Superb acting by most of the participants with Jeff Kaye's close very dramatic. Great Halloween mood complete with Monster Shoe ads adding to the flavor of this 1968 creation.

Runs around 75 minutes.

Opening narration done by Jeff Kaye and he does original read plus updated facts describing panic created by original KB version in 68. Jackson Armstrong replaces Sandy Beach as DJ and adds his own unique flavor. Songs played in 71' include Old Fashion Love Song by the Three-Dog Night, Precious And Few by Climax, Maggie May by Rod Stewart, Gypsies Tramps and Thieves by Cher, Everybody by Santana and Two Divided by Love by the Grass Roots. Interestingly enough original director Dan Kriegler refuses to have anything to do with this second-generation version because Jeff Kaye edited about twelve minutes out for the sake of time.

Jackson Armstrong adds great energy in opening minutes. Kaye's opening narration gives good insight as to what happened on night of the first airing in 68, although he takes dramatic license and fudges some of the facts.

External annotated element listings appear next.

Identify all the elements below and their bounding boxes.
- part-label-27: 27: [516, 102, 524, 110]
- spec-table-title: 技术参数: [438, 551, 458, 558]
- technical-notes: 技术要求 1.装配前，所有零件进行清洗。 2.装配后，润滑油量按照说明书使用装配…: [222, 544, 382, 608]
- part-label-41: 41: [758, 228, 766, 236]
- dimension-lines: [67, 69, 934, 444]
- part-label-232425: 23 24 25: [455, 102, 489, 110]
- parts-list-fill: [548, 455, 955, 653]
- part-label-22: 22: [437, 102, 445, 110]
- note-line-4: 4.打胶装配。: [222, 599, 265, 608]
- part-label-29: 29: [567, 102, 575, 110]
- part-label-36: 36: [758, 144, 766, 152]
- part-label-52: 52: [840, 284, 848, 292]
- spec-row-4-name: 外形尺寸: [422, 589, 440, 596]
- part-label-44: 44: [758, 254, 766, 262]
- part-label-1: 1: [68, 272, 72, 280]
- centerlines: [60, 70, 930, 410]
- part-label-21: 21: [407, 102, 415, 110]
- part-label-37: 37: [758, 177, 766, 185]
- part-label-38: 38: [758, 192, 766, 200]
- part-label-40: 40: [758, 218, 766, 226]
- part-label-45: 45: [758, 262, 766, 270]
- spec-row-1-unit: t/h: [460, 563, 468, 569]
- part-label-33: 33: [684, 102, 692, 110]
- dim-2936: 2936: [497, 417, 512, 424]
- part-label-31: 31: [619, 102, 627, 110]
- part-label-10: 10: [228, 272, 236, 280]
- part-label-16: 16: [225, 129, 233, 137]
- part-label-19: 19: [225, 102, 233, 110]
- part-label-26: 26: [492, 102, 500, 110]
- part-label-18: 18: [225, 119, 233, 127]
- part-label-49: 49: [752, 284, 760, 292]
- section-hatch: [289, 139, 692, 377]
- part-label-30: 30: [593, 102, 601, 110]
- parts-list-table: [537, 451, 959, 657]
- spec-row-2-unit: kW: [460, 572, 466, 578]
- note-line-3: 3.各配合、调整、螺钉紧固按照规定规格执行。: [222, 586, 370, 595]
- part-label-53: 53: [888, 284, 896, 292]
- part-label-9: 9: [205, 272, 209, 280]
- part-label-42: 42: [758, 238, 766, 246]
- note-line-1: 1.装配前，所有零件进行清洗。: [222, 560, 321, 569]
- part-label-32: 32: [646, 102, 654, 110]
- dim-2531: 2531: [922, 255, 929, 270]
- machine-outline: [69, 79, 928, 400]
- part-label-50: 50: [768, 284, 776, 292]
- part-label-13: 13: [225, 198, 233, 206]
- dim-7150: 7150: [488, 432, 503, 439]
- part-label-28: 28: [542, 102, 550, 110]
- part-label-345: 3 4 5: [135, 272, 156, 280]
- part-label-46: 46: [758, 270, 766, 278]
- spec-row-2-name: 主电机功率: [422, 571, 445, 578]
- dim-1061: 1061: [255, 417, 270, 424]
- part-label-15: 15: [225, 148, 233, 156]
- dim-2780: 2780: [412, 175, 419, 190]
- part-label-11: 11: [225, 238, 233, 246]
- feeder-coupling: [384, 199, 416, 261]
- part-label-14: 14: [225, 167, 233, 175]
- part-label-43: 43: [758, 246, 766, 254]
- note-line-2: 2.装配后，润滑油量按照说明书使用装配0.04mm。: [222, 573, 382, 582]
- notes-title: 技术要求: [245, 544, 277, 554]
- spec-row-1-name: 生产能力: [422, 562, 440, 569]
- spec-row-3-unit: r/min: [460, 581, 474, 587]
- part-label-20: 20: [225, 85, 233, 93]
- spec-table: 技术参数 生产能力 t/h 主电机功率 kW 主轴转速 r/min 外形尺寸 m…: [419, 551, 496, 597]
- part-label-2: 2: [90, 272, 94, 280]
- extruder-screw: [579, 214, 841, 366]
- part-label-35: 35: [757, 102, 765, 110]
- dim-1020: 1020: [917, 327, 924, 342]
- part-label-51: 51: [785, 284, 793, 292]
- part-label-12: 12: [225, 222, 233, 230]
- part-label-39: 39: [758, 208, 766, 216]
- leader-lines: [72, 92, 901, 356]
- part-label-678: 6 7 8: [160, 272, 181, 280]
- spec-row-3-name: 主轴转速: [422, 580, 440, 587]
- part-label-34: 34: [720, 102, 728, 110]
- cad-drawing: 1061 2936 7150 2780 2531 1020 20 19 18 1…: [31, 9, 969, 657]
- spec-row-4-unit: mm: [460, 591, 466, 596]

This version done after Jeff Kaye and others had left KB and by far the weakest of the three. Opens with a Ron Baskin newscast and a drawn out report by a Toronto reporter talking about UFO's. Newscast ends with identical explosion on Mars report and then DJ Jim Quinn, ala Mighty Mouth, takes over. The need to edit out references to personnel no longer at station forces a much longer music show with Jim Quinn repeating word for word the adlibs of Sandy Beach and Jackson Armstrong from earlier versions. Songs include Osmonds' Love Me For A Reason, Locomotion by Grand Funk Railroad, When Will I See You Again by Three Degrees, America's Tin Man, Neither One of Us Won't Say Goodbye by Gladys Knight & Pips, and Beach Baby by First Class. This version is one hour long and flawed by the many edits and then abrupt toss to an unnamed Jeff Kaye. The close by Kaye is also sloppily dumped out of before conclusion. Your cheating yourself if this is the only version you have heard.